Intrinsic Drives and Extrinsic Misuse: Two Intertwined Risks of AI
post by jsteinhardt · 2023-10-31T05:10:02.581Z · LW · GW · 0 commentsContents
1. Misalignment: The Difficulty of Controlling ML Systems Unwanted Drives 2. Misuse Misuse and Misalignment Conclusion None No comments
Given their advanced capabilities, future AI systems could pose significant risks to society. Some of this risk stems from humans using AI systems for bad ends (misuse), while some stems from the difficulty of controlling AI systems “even if we wanted to” (misalignment).

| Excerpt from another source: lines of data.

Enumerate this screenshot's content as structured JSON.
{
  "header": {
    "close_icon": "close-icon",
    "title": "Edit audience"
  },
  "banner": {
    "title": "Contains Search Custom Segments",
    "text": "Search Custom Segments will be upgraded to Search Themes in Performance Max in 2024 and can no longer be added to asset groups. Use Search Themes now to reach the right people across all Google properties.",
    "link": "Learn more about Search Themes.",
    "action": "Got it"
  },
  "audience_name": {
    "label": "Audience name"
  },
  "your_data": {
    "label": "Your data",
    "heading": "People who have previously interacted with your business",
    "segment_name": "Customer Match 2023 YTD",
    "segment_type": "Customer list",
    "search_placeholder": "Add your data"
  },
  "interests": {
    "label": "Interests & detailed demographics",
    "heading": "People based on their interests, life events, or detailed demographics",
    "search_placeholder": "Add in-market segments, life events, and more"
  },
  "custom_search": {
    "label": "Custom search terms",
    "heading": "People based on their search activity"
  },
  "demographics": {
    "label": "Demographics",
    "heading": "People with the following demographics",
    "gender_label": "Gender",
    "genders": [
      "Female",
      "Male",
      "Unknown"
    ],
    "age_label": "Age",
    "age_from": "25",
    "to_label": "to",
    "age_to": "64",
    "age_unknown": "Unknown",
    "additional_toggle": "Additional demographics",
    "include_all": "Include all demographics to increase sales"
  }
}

We can analogize both of these with existing risks. For misuse, we can consider the example of nuclear weapons, where the mass-production of hydrogen bombs created an existentially precarious situation. If the world’s arsenal of hydrogen bombs had been deployed in military conflict, we might well have destroyed society. AI might similarly enable nation-states to create powerful autonomous weapons, speed the research of other dangerous technologies like superviruses, or employ mass surveillance and other forms of control.
For misalignment, the best analogy might be biology and pathogens. AI systems are developed by adapting to the training data, similar to how biological organisms are adapted to their environments. Therefore, unlike traditional technologies, most of AI’s properties are acquired without explicit human design or intent. Consequently, AI systems could have unintended goals or behaviors that are at odds with the system developers. Even training an AI system therefore poses intrinsic risks: the system might “want” to gain power to accomplish its goals, and like a virus it can propagate and create copies of itself, making it difficult to contain a rogue system.
In this post, I discuss misalignment, misuse, and their interaction. I’ll pay special attention to misalignment, not because misuse is unimportant, but because the difficulty of controlling ML systems “even if we wanted to” is unintuitive and an important factor in overall risks from AI. I’ll focus on a particular phenomenon, unwanted drives, that could lead models to engage in persistent long-term patterns of unwanted behavior, including seeking power and resources. Unwanted drives are similar in spirit to the idea of misspecified goals, but I use drives to connote the idea that not all impactful behavior is goal-directed (as a vivid example, consider a bull in a china shop). Furthermore, as we'll see below, goal misspecification is only one way that unwanted drives can occur.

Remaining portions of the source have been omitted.